Сурово сдивнув брови:
- Как ни называйте, вы же понимаете, Терешков, что ваша работа – чистой воды провокация. Вы хотите скандала, и обесславить наш вуз. Чтобы об этом позоре написали все газетёнки. Чтобы здесь уволили ректора и пару преподавателей. В том числе меня, если я допущу ваш доклад.
- Совсем не…
Поднимаясь:
- Помолчите, Терешков. Вы знаете, я бы и сам, исходя из вот этих самых собственных качеств, - а в моём случае, это мораль и нравственность, - не пропустил бы такого рода работу. Потому как я назвать её иначе чем «Апология патологии» не могу. Поскольку вы оправдываете христианство только с позиции ущемлённых и больных людей, то есть, как религию каких-то больных вырожденцев, маньяков и латентных, прости господи, педерастов! Зная, что я сам человек глубоко верующий, этим вы оскорбляете лично меня. И, уверен, не случайно. (Во время речи лицо всё ближе приближается к камере).
- Когда кажется, Анатолий Михай…
Не успевает договорить, получая удар кулаком в челюсть. (Кулак летит в камеру, и она сбивается набок. Помехи. Следующий кадр с пола: в кабинет вбегают две девочки, которые, очевидно, подслушивали за дверью.
- Анатолий Михайлович, успокойтесь! Что вы делаете?!
Преподаватель садится на место перед столом.
- Пожалуй, я действительно погорячился. Но как ещё разговаривать с такими… циничными ублюдками, как ваш одногруппник, я не знаю. Недаром, что единственный парень-филолог на вашем курсе…
Голос с пола:
- Вы только что подтвердили правоту темы моего доклада, Анатолий Михайлович.
Камера неспешно поднимается, и кривой диагональю показывает криво перекошенное лицо преподавателя.

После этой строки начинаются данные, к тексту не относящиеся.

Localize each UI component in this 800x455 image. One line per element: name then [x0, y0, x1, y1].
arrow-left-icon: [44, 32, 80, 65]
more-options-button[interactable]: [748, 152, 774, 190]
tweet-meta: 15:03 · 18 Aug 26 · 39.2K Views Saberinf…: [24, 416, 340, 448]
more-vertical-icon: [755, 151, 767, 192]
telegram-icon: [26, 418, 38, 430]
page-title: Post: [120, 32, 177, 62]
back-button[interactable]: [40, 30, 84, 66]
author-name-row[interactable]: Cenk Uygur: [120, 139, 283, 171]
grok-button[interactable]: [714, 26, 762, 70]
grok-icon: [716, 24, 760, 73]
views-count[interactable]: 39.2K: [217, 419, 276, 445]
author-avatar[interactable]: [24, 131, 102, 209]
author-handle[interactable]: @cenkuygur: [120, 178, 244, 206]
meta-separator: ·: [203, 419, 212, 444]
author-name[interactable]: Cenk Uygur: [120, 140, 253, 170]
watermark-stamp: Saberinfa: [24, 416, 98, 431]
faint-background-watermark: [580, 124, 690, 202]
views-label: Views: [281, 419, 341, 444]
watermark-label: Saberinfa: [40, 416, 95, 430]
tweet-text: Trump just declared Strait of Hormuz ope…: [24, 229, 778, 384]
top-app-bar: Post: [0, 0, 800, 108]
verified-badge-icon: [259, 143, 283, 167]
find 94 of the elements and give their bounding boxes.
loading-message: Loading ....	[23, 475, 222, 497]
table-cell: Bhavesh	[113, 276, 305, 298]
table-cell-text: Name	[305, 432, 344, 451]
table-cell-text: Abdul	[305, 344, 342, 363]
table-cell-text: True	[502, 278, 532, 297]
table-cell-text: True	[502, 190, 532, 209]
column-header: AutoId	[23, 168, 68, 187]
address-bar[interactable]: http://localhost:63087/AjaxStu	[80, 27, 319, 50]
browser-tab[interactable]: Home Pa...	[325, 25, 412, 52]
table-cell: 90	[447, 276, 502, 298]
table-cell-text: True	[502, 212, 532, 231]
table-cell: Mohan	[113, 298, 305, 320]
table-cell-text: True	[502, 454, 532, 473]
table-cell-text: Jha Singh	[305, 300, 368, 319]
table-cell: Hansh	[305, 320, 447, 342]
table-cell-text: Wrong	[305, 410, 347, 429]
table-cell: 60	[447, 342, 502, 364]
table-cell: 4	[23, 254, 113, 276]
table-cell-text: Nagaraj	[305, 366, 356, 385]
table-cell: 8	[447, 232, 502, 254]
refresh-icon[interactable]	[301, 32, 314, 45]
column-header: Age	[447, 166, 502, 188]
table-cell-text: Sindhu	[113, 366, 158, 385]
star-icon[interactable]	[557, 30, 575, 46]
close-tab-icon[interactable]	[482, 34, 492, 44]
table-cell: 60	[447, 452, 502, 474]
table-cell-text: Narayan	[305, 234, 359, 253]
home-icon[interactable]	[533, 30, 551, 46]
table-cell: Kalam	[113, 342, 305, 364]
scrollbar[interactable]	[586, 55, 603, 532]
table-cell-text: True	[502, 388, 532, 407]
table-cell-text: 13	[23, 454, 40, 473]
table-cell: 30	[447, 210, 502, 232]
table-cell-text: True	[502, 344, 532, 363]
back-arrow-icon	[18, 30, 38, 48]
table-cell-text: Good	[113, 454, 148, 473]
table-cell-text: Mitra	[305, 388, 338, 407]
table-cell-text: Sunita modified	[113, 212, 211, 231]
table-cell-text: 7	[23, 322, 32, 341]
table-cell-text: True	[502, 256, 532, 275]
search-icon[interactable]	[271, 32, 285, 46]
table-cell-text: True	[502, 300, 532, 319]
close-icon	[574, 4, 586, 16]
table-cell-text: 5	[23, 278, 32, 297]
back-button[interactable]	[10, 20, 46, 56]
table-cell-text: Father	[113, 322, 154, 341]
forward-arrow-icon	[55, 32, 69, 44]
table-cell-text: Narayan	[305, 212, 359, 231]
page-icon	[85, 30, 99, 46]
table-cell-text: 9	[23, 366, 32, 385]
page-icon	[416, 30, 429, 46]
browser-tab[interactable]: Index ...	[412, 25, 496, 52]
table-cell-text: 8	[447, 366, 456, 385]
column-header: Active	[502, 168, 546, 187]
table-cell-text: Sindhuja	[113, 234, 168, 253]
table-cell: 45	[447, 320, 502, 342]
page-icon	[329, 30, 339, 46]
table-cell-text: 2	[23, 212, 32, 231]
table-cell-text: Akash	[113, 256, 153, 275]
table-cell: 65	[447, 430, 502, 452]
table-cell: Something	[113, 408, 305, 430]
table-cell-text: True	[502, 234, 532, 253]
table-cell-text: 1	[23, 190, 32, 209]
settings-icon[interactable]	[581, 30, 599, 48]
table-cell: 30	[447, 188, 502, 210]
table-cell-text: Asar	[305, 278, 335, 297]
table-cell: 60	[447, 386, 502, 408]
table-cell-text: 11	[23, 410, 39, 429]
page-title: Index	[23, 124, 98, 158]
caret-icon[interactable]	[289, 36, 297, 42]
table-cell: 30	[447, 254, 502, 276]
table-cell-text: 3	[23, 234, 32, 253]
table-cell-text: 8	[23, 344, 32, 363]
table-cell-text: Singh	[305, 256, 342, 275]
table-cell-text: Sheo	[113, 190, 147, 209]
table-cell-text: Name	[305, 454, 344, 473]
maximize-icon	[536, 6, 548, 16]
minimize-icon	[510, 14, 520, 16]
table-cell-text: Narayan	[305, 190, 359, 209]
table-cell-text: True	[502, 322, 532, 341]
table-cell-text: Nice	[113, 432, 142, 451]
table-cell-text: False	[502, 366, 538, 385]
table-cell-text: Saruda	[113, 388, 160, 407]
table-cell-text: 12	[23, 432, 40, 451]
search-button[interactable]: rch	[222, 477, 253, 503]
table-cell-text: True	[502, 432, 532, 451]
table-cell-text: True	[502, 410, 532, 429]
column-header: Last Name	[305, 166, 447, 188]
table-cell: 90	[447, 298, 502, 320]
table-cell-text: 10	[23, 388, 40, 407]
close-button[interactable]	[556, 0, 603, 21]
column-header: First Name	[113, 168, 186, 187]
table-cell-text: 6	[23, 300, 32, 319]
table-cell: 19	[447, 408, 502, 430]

- Я сделаю всё, Терешков, чтобы завтра же ваша фамилия исчезла из числа учащихся. Вы – позор нашего вуза.
Одна из девушек помогает ему подняться и шепчет:
- Вадик, что ты несёшь? Извинись.
- Отвали, Вика, Бога ради отвали.
Та обиженно смотрит на него, бросает его руку, и оскорблённо уходит из кабинета.
Сцена 6. Улица
Вадим неспешно идёт по улице вдоль центральной дороги. Камера с незначительным отрывом следует за ним.
Мимо проносятся автомобили, спешат люди, а он идёт, погрузившись в свои мысли, и, словно один во всём мире.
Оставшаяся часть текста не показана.